Search engine results screen
Home screen

Inspiration

Inquery is inspired by challenges students may face when it comes to connecting with professors who suit their research goals and aspirations. The Purdue CS Undergrad Research page categorizes professors into 11 different areas of research. This provides a general idea of the research happening at Purdue but fails to consider specifics and nuances within each category. Our goal is to make the process of finding and getting in contact with professors more efficient and seamless.

What it does

Inquery web scrapes Purdue's CS faculty site to build a database of professors. This database stores their name, education, displayed publications, and external links as well as research areas associated with each professor. We used beautiful soup to query data from the Purdue CS research page and parsed through it, utilizing different natural language processing libraries like NLTK and Spacy.

Users can easily look up a research topic and if it has any similarity to indices in the database, corresponding details about professors and their projects/research will be displayed in a user-friendly format.

How we built it

Each team member focused on writing code to complete each necessary step. Once each step was complete, we modified our scripts to communicate with other scripts.

To get data from the web page to the search engine, we scraped the webpages for necessary information and stored it on Firebase.
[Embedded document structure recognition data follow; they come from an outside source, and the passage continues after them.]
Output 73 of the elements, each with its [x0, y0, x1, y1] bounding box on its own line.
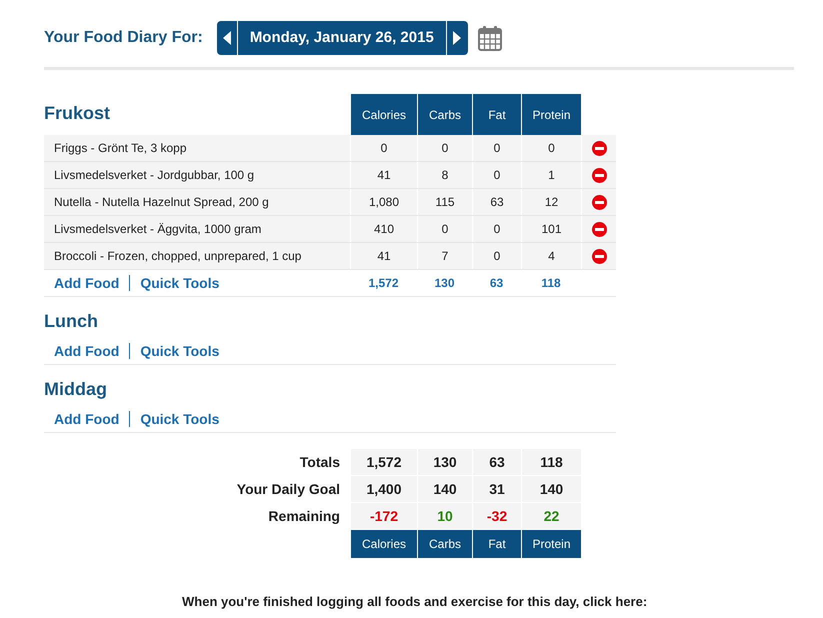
column-header: Fat	[472, 94, 521, 135]
meal-title: Middag	[44, 378, 107, 401]
food-name[interactable]: Nutella - Nutella Hazelnut Spread, 200 g	[44, 189, 350, 215]
table-cell: 101	[521, 216, 581, 242]
table-cell: 1,080	[350, 189, 417, 215]
summary-cell: 140	[417, 476, 472, 503]
total-cell-text: 118	[540, 275, 562, 292]
table-cell: 0	[472, 216, 521, 242]
summary-cell: 140	[521, 476, 581, 503]
summary-label: Remaining	[267, 507, 341, 526]
column-header: Protein	[521, 530, 581, 558]
delete-icon[interactable]	[592, 248, 606, 264]
footer-note: When you're finished logging all foods and exercise for this day, click here:	[182, 593, 648, 611]
food-name[interactable]: Livsmedelsverket - Äggvita, 1000 gram	[44, 216, 350, 242]
summary-cell: 10	[417, 503, 472, 530]
table-cell: 0	[472, 243, 521, 269]
delete-icon[interactable]	[592, 194, 606, 210]
summary-cell: -172	[350, 503, 417, 530]
table-cell: 8	[417, 162, 472, 188]
page-title: Your Food Diary For:	[44, 28, 203, 48]
date-display: Monday, January 26, 2015	[248, 28, 435, 48]
column-header: Carbs	[417, 94, 472, 135]
total-cell-text: 130	[433, 275, 456, 292]
table-cell: 410	[350, 216, 417, 242]
delete-icon[interactable]	[592, 222, 606, 236]
table-cell: 41	[350, 162, 417, 188]
column-header: Carbs	[417, 530, 472, 558]
column-header: Calories	[350, 530, 417, 558]
summary-cell: 63	[472, 449, 521, 476]
column-header: Protein	[521, 94, 581, 135]
table-cell: 115	[417, 189, 472, 215]
right-arrow-icon	[453, 31, 462, 45]
food-name[interactable]: Friggs - Grönt Te, 3 kopp	[44, 135, 350, 161]
meal-title: Frukost	[44, 102, 110, 125]
summary-cell: 1,572	[350, 449, 417, 476]
add-food-link[interactable]: Add Food	[54, 340, 120, 362]
summary-cell: -32	[472, 503, 521, 530]
summary-label: Totals	[298, 453, 341, 472]
delete-icon[interactable]	[592, 140, 606, 156]
table-cell: 0	[521, 135, 581, 161]
meal-title: Lunch	[44, 310, 98, 333]
total-cell-text: 1,572	[367, 275, 400, 292]
table-cell: 41	[350, 243, 417, 269]
quick-tools-link[interactable]: Quick Tools	[140, 272, 220, 294]
summary-cell: 31	[472, 476, 521, 503]
summary-label: Your Daily Goal	[236, 480, 341, 499]
left-arrow-icon	[222, 31, 231, 45]
summary-cell: 118	[521, 449, 581, 476]
calendar-button[interactable]	[478, 25, 502, 51]
table-cell: 0	[417, 135, 472, 161]
table-cell: 12	[521, 189, 581, 215]
quick-tools-link[interactable]: Quick Tools	[140, 408, 220, 430]
summary-cell: 22	[521, 503, 581, 530]
total-cell-text: 63	[488, 275, 504, 292]
summary-cell: 130	[417, 449, 472, 476]
summary-cell: 1,400	[350, 476, 417, 503]
add-food-link[interactable]: Add Food	[54, 272, 120, 294]
table-cell: 4	[521, 243, 581, 269]
quick-tools-link[interactable]: Quick Tools	[140, 340, 220, 362]
calendar-icon	[478, 25, 502, 51]
table-cell: 0	[350, 135, 417, 161]
table-cell: 63	[472, 189, 521, 215]
column-header: Calories	[350, 94, 417, 135]
add-food-link[interactable]: Add Food	[54, 408, 120, 430]
table-cell: 7	[417, 243, 472, 269]
table-cell: 1	[521, 162, 581, 188]
table-cell: 0	[472, 135, 521, 161]
table-cell: 0	[472, 162, 521, 188]
table-cell: 0	[417, 216, 472, 242]
food-name[interactable]: Broccoli - Frozen, chopped, unprepared, 1 cup	[44, 243, 350, 269]
column-header: Fat	[472, 530, 521, 558]
delete-icon[interactable]	[592, 168, 606, 182]
food-name[interactable]: Livsmedelsverket - Jordgubbar, 100 g	[44, 162, 350, 188]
The search engine uses this database and an inputted research topic to find results for the user.

Description of web scraping:

In order to obtain data for each professor, we used Beautiful Soup to scrape the faculty websites. Beautiful Soup works by downloading the HTML code of the webpage, allowing Python to read it.
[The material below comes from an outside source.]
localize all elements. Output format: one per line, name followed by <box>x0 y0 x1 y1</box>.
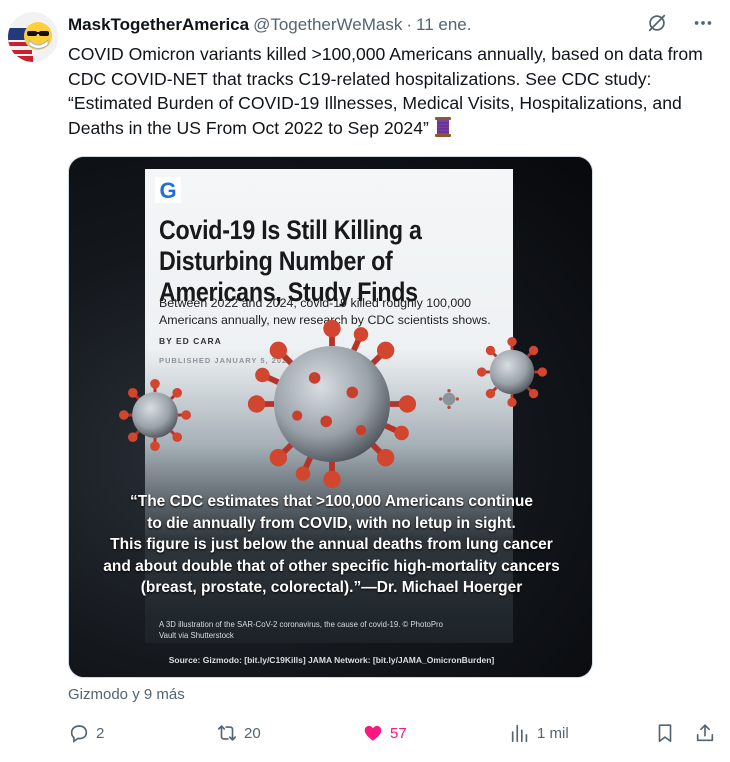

Finding the title and the corresponding link was much harder. Only extracting the text from the page would get the titles, but not any corresponding links. So we had to convert the HTML code to a string, and use find and remove commands to isolate the titles and links. There are some recurring tags, but there are inconsistencies as well. This is why a long list of replace commands is needed.

Description of database:

To store our data, we used Cloud Firestore: a database that stores info as documents within a collection. Each document represents a professor and stores their data as individual variables. We created a Python method that takes in parameters and uploads them to the database. This is done by setting a reference to a document within the profdata collection and adding data to it. If the document does not exist already, Firebase will automatically create it. This allows us to easily edit and expand the database.

Challenges we ran into

Uploading data from the web scraper was challenging. Originally, it was stored as a map, but had to be changed to use parallel arrays. Collecting the publication titles and links was especially challenging since it required converting the HTML code to a string and narrowing the result down to the individual titles using multiple find() and replace() commands. Extra lines were needed to account for inconsistencies in the websites.
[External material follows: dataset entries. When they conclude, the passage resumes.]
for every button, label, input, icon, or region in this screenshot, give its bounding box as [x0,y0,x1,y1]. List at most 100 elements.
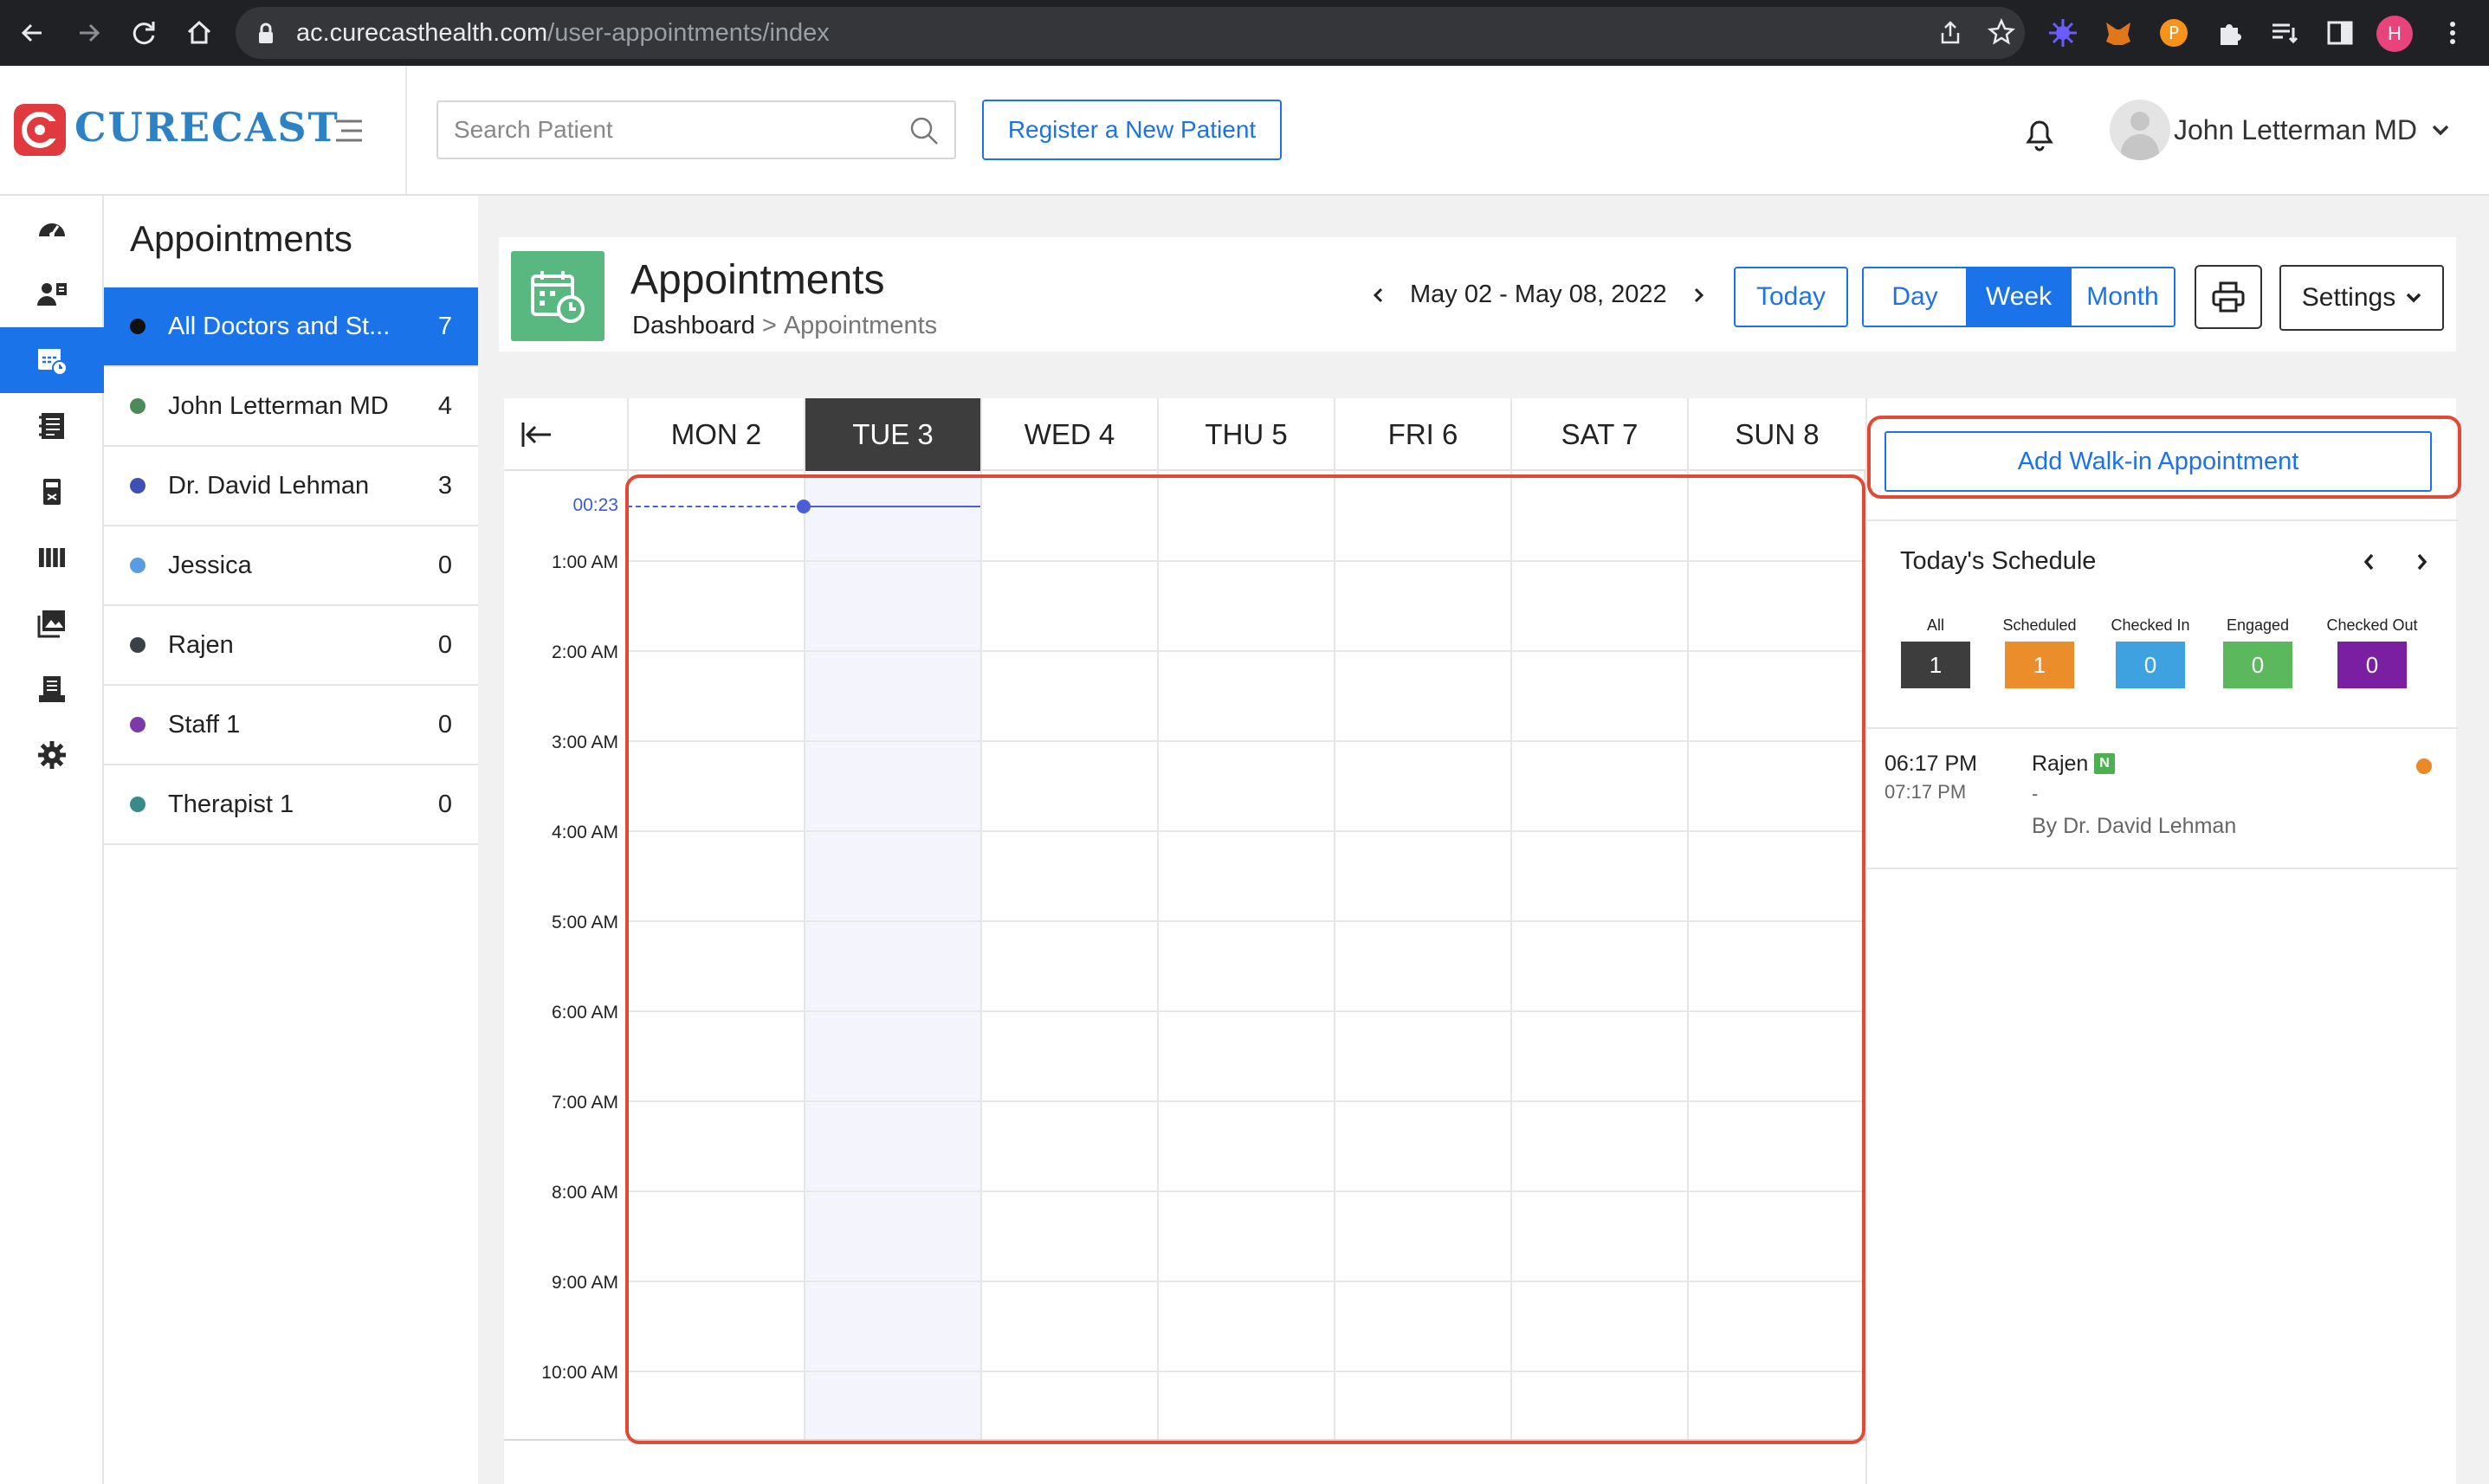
calendar-clock-icon [38,349,68,376]
app-header: CURECAST Register a New Patient John Let… [0,66,2489,196]
puzzle-extensions-icon[interactable] [2212,16,2247,50]
view-switcher: Day Week Month [1862,267,2175,327]
bookmark-star-icon[interactable] [1987,17,2016,47]
doctor-count: 0 [437,710,452,739]
user-card-icon [37,283,67,306]
rail-library[interactable] [0,525,104,590]
doctor-name: Rajen [168,630,234,659]
brand: CURECAST [0,66,407,194]
hamburger-menu-icon[interactable] [334,118,364,144]
stat-value: 1 [2005,642,2074,688]
user-menu[interactable]: John Letterman MD [2110,99,2450,161]
calculator-icon [43,479,61,505]
rail-reports[interactable] [0,656,104,722]
rail-billing[interactable] [0,459,104,525]
profile-initial: H [2388,23,2402,44]
collapse-sidebar-arrow-icon[interactable] [520,417,554,452]
day-header-sat[interactable]: SAT 7 [1510,398,1687,471]
stat-value: 0 [2116,642,2185,688]
day-header-tue[interactable]: TUE 3 [804,398,980,471]
breadcrumb: Dashboard > Appointments [632,312,937,340]
print-button[interactable] [2195,265,2262,329]
day-header-wed[interactable]: WED 4 [980,398,1157,471]
settings-dropdown-button[interactable]: Settings [2279,265,2444,331]
rail-settings[interactable] [0,722,104,788]
kebab-menu-icon[interactable] [2435,16,2470,50]
doctor-item-therapist-1[interactable]: Therapist 1 0 [104,765,478,845]
logo-text[interactable]: CURECAST [74,104,339,151]
coin-extension-icon[interactable]: P [2156,16,2191,50]
appointment-item[interactable]: 06:17 PM 07:17 PM Rajen N - By Dr. David… [1867,727,2458,869]
day-header-fri[interactable]: FRI 6 [1334,398,1510,471]
register-new-patient-button[interactable]: Register a New Patient [982,100,1282,160]
doctor-color-dot [130,717,145,732]
doctor-item-david-lehman[interactable]: Dr. David Lehman 3 [104,447,478,526]
stat-all[interactable]: All 1 [1888,616,1983,688]
appointment-provider: By Dr. David Lehman [2032,814,2237,838]
back-arrow-icon[interactable] [16,16,50,50]
breadcrumb-dashboard[interactable]: Dashboard [632,312,755,339]
stat-engaged[interactable]: Engaged 0 [2210,616,2305,688]
appointment-status-dot [2416,758,2432,774]
reading-list-icon[interactable] [2267,16,2302,50]
doctor-color-dot [130,398,145,414]
next-week-chevron-icon[interactable] [1686,282,1712,308]
rail-appointments[interactable] [0,327,104,393]
todays-schedule-header: Today's Schedule [1867,519,2458,603]
profile-avatar[interactable]: H [2376,16,2413,52]
icon-rail [0,196,104,1484]
stat-checked-in[interactable]: Checked In 0 [2103,616,2198,688]
doctor-list-title: Appointments [130,218,352,259]
doctor-count: 0 [437,551,452,579]
metamask-fox-icon[interactable] [2101,16,2136,50]
rail-patients[interactable] [0,261,104,327]
view-month-button[interactable]: Month [2072,268,2174,326]
prev-week-chevron-icon[interactable] [1365,282,1391,308]
day-header-mon[interactable]: MON 2 [627,398,804,471]
doctor-name: Jessica [168,551,252,579]
forward-arrow-icon[interactable] [71,16,106,50]
stat-scheduled[interactable]: Scheduled 1 [1992,616,2087,688]
doctor-color-dot [130,319,145,334]
search-icon[interactable] [908,114,941,147]
bell-icon[interactable] [2021,114,2058,152]
doctor-item-john-letterman[interactable]: John Letterman MD 4 [104,367,478,447]
curecast-logo-icon[interactable] [12,102,68,158]
doctor-name: Dr. David Lehman [168,471,370,500]
schedule-next-chevron-icon[interactable] [2408,547,2437,577]
doctor-count: 0 [437,790,452,818]
view-day-button[interactable]: Day [1864,268,1968,326]
new-patient-badge: N [2094,753,2115,774]
doctor-color-dot [130,797,145,812]
doctor-item-all[interactable]: All Doctors and St... 7 [104,287,478,367]
week-calendar: MON 2 TUE 3 WED 4 THU 5 FRI 6 SAT 7 SUN … [504,398,1865,1484]
rail-records[interactable] [0,393,104,459]
day-header-sun[interactable]: SUN 8 [1687,398,1865,471]
doctor-item-staff-1[interactable]: Staff 1 0 [104,686,478,765]
doctor-count: 0 [437,630,452,659]
doctor-item-rajen[interactable]: Rajen 0 [104,606,478,686]
search-box [436,100,956,159]
address-bar[interactable]: ac.curecasthealth.com/user-appointments/… [236,7,2025,59]
search-patient-input[interactable] [438,102,906,158]
day-header-thu[interactable]: THU 5 [1157,398,1334,471]
notebook-icon [39,413,64,439]
reload-icon[interactable] [126,16,161,50]
extension-sparkle-icon[interactable] [2046,16,2080,50]
doctor-item-jessica[interactable]: Jessica 0 [104,526,478,606]
current-time-label: 00:23 [572,495,618,515]
today-button[interactable]: Today [1734,267,1848,327]
stat-checked-out[interactable]: Checked Out 0 [2324,616,2420,688]
stat-value: 0 [2337,642,2407,688]
side-panel-icon[interactable] [2323,16,2357,50]
appointment-patient-name[interactable]: Rajen [2032,752,2088,777]
lock-icon [259,23,273,43]
todays-schedule-title: Today's Schedule [1900,547,2097,575]
schedule-prev-chevron-icon[interactable] [2354,547,2383,577]
share-icon[interactable] [1936,19,1964,47]
home-icon[interactable] [182,16,217,50]
view-week-button[interactable]: Week [1968,268,2072,326]
rail-gallery[interactable] [0,590,104,656]
appointment-reason: - [2032,783,2039,804]
rail-dashboard[interactable] [0,196,104,261]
Accomplishments we’re proud of

We are proud of being able to create a database of 30+ professors, spanning 11 CS research areas as well as having paved the path for future scalability. Our goal was to allow users to accurately and easily find professors based on search inquiries, to which we have been successful in accomplishing.

What we learned

Overall, our team became more comfortable with web development, database management, and interlacing different components together to create a functional web app.

Shelly: I learned more about part of speech tagging and keyword extraction as well as web scraping by being challenged by such a large and diverse dataset to analyze.

Malcolm: I learned more about how to import data to Firebase and use beautiful soup for the web scraping of links to different web pages.

Evan: I learned more about web dev and integrating databases into websites, specifically using Flask, Python and firebase.

Ryan: I learned more about CSS, Flask, and web development in general. I was also able to familiarize myself with Firebase database.

What’s next for Inquiry

Our future goals are to create a more robust algorithm for summarizing the bios of researches as well as HTML web scraping professor pages. In the future, we would like to expand to include databases of other colleges and universities to build a larger platform for users. Adding additional features such as specifying the qualifications of students professors are looking to work with would be beneficial.